Is it normal for a dishwasher to pause for a long time?

Sometimes, yes. Many dishwashers pause during soak or heat portions of the cycle, especially on heavy, auto, or sanitize settings. If it always finishes, leaves no standing water, and does not need you to touch the door to continue, the pause may be normal.

Why does my dishwasher seem stuck but starts again later?

The usual reasons are a slow drain, a water-level issue, or a normal heat hold. If you open the door and see water sitting in the bottom, start with the dishwasher filter and drain path. If pressing on the door makes it restart, look hard at the dishwasher door latch.

Can a dirty dishwasher filter make the cycle take forever?

Yes. A clogged dishwasher filter can slow draining enough that the machine sits and retries before moving on. That is one of the most common causes of a dishwasher that pauses too long.

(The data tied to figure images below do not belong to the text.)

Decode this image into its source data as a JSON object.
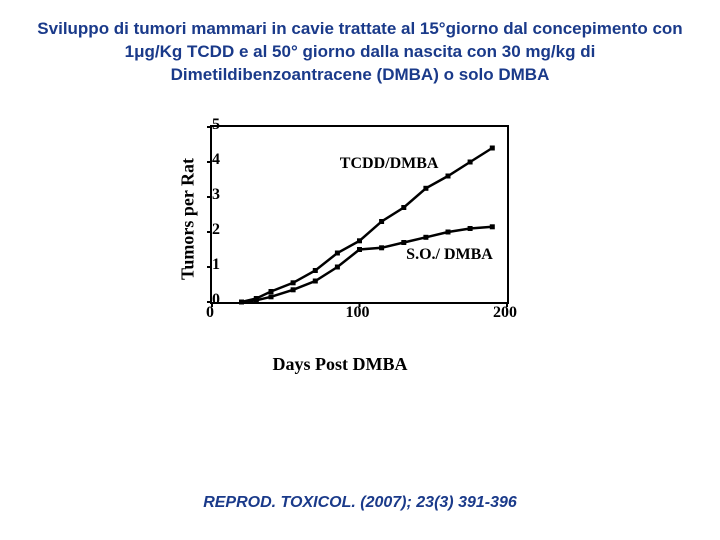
{
  "title_text": "Sviluppo di tumori mammari in cavie trattate al 15°giorno dal concepimento con 1μg/Kg TCDD e al 50° giorno dalla nascita con 30 mg/kg di Dimetildibenzoantracene (DMBA) o solo DMBA",
  "title_color": "#1a3a8a",
  "title_fontsize": 17,
  "citation_text": "REPROD. TOXICOL. (2007); 23(3) 391-396",
  "citation_color": "#1a3a8a",
  "chart": {
    "type": "line",
    "xlabel": "Days Post DMBA",
    "ylabel": "Tumors per Rat",
    "xlim": [
      0,
      200
    ],
    "ylim": [
      0,
      5
    ],
    "xticks": [
      0,
      100,
      200
    ],
    "yticks": [
      0,
      1,
      2,
      3,
      4,
      5
    ],
    "tick_fontsize": 16,
    "label_fontsize": 18,
    "axis_color": "#000000",
    "line_color": "#000000",
    "line_width": 2.5,
    "background_color": "#ffffff",
    "series": [
      {
        "name": "TCDD/DMBA",
        "label_pos_x": 88,
        "label_pos_y": 3.9,
        "x": [
          20,
          30,
          40,
          55,
          70,
          85,
          100,
          115,
          130,
          145,
          160,
          175,
          190
        ],
        "y": [
          0.0,
          0.1,
          0.3,
          0.55,
          0.9,
          1.4,
          1.75,
          2.3,
          2.7,
          3.25,
          3.6,
          4.0,
          4.4
        ]
      },
      {
        "name": "S.O./ DMBA",
        "label_pos_x": 133,
        "label_pos_y": 1.3,
        "x": [
          20,
          30,
          40,
          55,
          70,
          85,
          100,
          115,
          130,
          145,
          160,
          175,
          190
        ],
        "y": [
          0.0,
          0.05,
          0.15,
          0.35,
          0.6,
          1.0,
          1.5,
          1.55,
          1.7,
          1.85,
          2.0,
          2.1,
          2.15
        ]
      }
    ]
  }
}
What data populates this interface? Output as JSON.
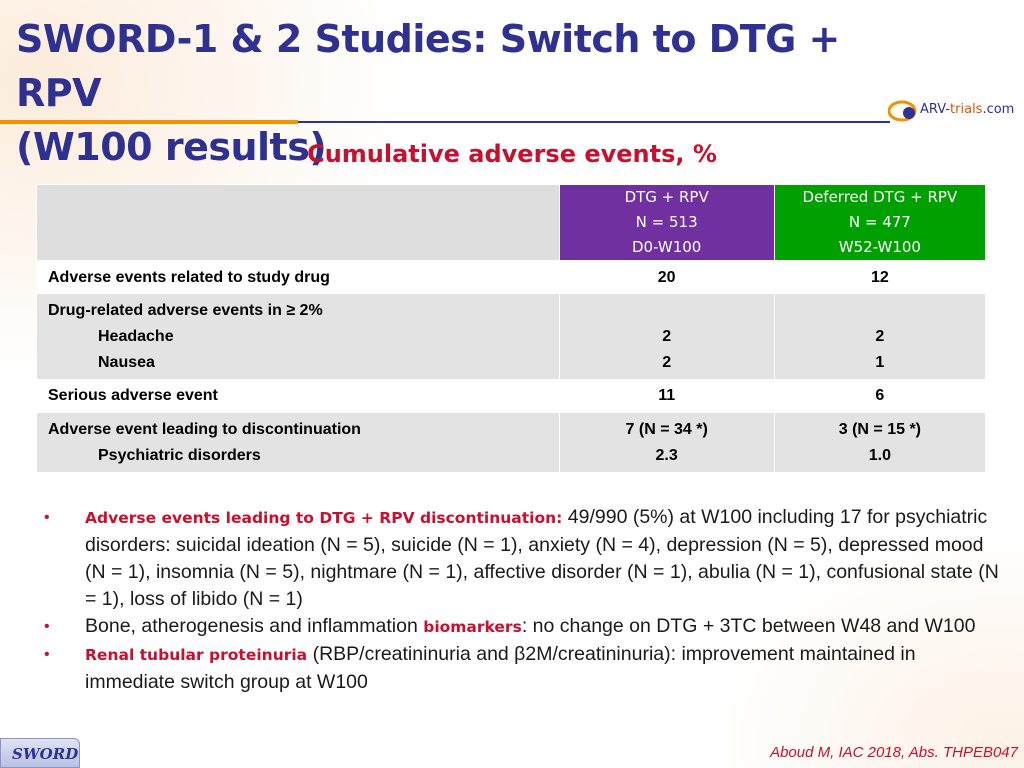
{
  "slide": {
    "title_line1": "SWORD-1 & 2 Studies: Switch to DTG + RPV",
    "title_line2": "(W100 results)",
    "logo": {
      "prefix": "ARV-",
      "middle": "trials",
      "suffix": ".com"
    },
    "subtitle": "Cumulative adverse events, %"
  },
  "table": {
    "columns": [
      {
        "line1": "DTG + RPV",
        "line2": "N = 513",
        "line3": "D0-W100"
      },
      {
        "line1": "Deferred DTG + RPV",
        "line2": "N = 477",
        "line3": "W52-W100"
      }
    ],
    "rows": [
      {
        "label": "Adverse events related to study drug",
        "v1": "20",
        "v2": "12"
      },
      {
        "label": "Drug-related adverse events in ≥ 2%",
        "sub1": "Headache",
        "sub2": "Nausea",
        "v1a": "2",
        "v1b": "2",
        "v2a": "2",
        "v2b": "1"
      },
      {
        "label": "Serious adverse event",
        "v1": "11",
        "v2": "6"
      },
      {
        "label": "Adverse event leading to discontinuation",
        "sub1": "Psychiatric disorders",
        "v1a": "7 (N = 34 *)",
        "v1b": "2.3",
        "v2a": "3 (N = 15 *)",
        "v2b": "1.0"
      }
    ]
  },
  "bullets": [
    {
      "highlight": "Adverse events leading to DTG + RPV discontinuation:",
      "text": " 49/990 (5%) at W100 including 17 for psychiatric disorders: suicidal ideation (N = 5), suicide (N = 1), anxiety (N = 4), depression (N = 5), depressed mood (N = 1), insomnia (N = 5), nightmare (N = 1), affective disorder (N = 1), abulia (N = 1), confusional state (N = 1), loss of libido (N = 1)"
    },
    {
      "pre": "Bone, atherogenesis and inflammation ",
      "highlight": "biomarkers",
      "text": ": no change on DTG + 3TC between W48 and W100"
    },
    {
      "highlight": "Renal tubular proteinuria",
      "text": " (RBP/creatininuria and β2M/creatininuria): improvement maintained in immediate switch group at W100"
    }
  ],
  "footer": {
    "badge": "SWORD",
    "citation": "Aboud M, IAC 2018, Abs. THPEB047"
  },
  "colors": {
    "title": "#2e3192",
    "accent": "#c8102e",
    "purple": "#7030a0",
    "green": "#00a000",
    "orange": "#f39200"
  }
}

Should I replace the dishwasher control board for long pauses?

Not first. Control boards do fail, but long pauses are much more often caused by a dirty filter, partial drain restriction, stuck float, or an intermittent dishwasher door latch. Rule those out before spending money on electronics.

What if my dishwasher pauses too long and leaves water in the bottom?

Treat that as a drain problem until proven otherwise. Clean the dishwasher filter, check the sump for debris, inspect the dishwasher drain hose, and clear the air gap if your sink has one. If the sink or disposal is backing up, that can slow the dishwasher too.

Why does pressing on the dishwasher door make it start again?

That usually points to a dishwasher door latch or alignment problem. The latch may be worn, loose, or just barely catching, so the machine pauses because it is not getting a steady door-closed signal.